The group exhibition, Cape Dorset and Points South continues at Beacon’s Theo Ganz Gallery through August 17. On view at 149 Main St., the show includes a selection of Inuit etchings/aquatints and stonecuts from some of the most renowned artists from Cape Dorset and the work of six regional artists working in a variety of media including painting, ceramics, fabric and woodblock prints. The artists from Cape Dorset include the late and much honored Kenojuak Ashevak. All of the works in the exhibition were chosen to illuminate the emotional bonds we share with the animal and natural world.

Ashevak, who passed away at age 85 in 2013, was recognized worldwide for her bold and colorful images of birds and animals and the Inuit way of life. In 1967 she was awarded the Order of Canada and in 2008, the Governor General’s Award. She worked in multiple mediums.

Cape Dorset sits on Dorset Island, which is off the coast of south Baffin Island.
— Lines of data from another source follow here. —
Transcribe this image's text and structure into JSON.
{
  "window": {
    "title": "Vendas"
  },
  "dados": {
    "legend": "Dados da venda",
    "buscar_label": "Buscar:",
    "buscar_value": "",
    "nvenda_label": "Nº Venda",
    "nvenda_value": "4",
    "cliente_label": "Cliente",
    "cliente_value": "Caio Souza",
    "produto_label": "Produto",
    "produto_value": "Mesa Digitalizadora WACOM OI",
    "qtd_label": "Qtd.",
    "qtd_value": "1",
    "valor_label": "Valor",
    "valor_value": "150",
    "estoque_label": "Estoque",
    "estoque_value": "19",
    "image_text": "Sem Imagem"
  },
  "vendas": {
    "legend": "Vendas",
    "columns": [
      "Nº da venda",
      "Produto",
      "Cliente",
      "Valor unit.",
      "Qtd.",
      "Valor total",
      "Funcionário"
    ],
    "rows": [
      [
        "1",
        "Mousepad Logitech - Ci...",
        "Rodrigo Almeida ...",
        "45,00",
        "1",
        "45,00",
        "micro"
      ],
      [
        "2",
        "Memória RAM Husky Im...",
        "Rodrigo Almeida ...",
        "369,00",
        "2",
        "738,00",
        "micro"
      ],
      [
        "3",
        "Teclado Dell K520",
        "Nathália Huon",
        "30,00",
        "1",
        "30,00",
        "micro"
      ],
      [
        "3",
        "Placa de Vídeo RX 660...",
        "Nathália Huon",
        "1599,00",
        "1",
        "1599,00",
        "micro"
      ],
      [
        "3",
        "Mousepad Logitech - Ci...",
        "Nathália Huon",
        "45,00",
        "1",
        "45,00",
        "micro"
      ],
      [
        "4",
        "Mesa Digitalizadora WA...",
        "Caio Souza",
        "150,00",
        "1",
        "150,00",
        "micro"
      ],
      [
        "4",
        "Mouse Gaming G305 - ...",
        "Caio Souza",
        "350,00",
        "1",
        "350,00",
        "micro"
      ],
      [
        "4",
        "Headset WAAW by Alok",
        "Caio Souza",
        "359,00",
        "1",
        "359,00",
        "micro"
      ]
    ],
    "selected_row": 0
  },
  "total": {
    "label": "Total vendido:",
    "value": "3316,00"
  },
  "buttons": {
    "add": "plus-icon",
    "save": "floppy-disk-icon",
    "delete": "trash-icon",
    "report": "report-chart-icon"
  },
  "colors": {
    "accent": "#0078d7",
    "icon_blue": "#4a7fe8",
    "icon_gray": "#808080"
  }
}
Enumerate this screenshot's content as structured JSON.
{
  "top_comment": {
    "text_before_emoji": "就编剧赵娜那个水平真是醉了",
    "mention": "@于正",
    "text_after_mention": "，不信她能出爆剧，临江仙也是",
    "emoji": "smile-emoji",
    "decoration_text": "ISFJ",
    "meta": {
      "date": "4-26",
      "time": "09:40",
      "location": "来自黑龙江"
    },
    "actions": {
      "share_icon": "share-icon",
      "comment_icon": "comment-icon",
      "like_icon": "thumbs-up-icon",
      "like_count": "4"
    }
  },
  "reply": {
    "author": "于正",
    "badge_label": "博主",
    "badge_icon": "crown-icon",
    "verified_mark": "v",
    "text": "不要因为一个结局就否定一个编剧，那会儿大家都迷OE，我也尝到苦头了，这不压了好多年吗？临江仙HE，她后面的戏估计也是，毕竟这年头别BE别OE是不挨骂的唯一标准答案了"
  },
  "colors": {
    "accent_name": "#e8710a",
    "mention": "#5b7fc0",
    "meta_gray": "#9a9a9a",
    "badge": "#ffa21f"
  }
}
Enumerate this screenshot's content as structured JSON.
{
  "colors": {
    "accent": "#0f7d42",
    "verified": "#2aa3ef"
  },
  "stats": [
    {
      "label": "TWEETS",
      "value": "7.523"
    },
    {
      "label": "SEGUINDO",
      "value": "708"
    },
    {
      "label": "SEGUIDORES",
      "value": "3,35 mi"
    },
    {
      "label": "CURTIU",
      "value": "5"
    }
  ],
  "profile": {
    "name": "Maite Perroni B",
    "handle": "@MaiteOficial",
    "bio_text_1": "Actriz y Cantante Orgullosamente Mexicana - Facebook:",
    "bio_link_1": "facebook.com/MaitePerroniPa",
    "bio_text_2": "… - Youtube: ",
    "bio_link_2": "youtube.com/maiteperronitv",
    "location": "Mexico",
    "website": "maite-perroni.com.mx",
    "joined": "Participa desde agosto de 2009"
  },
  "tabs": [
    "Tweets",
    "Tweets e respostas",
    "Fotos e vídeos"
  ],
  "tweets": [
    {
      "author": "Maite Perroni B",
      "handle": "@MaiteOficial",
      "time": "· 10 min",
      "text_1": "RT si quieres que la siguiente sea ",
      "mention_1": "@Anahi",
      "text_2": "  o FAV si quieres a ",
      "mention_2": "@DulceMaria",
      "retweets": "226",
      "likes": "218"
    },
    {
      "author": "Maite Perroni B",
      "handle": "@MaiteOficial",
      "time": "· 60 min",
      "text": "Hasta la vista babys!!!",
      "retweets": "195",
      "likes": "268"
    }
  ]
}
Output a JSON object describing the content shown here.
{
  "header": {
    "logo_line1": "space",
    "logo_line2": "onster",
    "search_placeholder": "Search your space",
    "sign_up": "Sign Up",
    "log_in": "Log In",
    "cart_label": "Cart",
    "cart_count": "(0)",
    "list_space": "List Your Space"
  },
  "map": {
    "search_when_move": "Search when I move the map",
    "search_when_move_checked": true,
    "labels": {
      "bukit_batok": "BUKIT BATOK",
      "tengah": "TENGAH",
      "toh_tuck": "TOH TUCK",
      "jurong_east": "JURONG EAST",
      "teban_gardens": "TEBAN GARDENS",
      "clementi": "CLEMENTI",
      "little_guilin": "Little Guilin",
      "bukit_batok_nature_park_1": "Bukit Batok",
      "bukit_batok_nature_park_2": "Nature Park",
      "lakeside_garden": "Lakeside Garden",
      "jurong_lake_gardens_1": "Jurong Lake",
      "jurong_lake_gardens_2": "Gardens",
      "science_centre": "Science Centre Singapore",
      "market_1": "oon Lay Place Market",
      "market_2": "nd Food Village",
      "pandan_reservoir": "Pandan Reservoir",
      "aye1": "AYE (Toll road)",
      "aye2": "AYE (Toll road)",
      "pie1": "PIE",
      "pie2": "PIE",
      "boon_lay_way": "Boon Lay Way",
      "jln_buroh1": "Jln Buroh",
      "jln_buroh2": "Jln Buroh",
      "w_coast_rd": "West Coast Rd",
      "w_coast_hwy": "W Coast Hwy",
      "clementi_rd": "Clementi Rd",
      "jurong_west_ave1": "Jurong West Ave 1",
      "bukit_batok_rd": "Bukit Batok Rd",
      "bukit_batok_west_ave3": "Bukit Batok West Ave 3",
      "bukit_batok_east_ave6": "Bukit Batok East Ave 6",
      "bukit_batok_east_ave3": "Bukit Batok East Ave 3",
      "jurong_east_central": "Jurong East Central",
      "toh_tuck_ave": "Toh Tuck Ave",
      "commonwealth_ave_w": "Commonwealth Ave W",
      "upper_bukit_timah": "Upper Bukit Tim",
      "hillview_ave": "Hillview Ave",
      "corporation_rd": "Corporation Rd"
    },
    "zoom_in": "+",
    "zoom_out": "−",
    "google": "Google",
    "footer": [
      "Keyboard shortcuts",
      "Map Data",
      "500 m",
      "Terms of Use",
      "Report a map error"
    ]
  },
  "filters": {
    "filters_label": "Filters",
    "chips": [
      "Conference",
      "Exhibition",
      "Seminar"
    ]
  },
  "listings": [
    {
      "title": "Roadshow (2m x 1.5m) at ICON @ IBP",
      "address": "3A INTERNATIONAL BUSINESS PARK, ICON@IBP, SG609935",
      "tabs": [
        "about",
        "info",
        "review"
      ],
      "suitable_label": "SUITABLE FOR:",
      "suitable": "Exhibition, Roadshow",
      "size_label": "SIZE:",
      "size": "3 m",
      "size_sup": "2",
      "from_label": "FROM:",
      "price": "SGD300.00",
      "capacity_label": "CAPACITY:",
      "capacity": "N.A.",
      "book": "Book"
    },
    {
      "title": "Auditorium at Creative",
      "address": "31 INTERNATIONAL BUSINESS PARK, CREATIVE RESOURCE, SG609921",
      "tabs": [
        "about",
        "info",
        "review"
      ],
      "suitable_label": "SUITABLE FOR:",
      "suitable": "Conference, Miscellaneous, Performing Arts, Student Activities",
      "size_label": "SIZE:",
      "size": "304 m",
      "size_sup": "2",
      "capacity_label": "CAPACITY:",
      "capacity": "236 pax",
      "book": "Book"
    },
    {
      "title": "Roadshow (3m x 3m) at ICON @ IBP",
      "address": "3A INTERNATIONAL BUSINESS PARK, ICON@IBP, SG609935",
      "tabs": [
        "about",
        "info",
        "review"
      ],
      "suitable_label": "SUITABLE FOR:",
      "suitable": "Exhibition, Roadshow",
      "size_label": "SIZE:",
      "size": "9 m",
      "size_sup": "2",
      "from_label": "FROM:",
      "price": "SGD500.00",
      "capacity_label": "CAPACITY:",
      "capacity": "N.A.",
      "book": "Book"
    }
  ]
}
In the late 1950s James A. Houston, a Toronto artist and writer who had studied printmaking in Japan, was assigned by the Canadian government with “fostering” the arts in order to provide the Inuit with income after their fur trade had diminished. He started a printmaking co-operative in 1959 and now, over 50 years later, Kinngait Studios and the vibrant graphics of the Inuit are internationally recognized.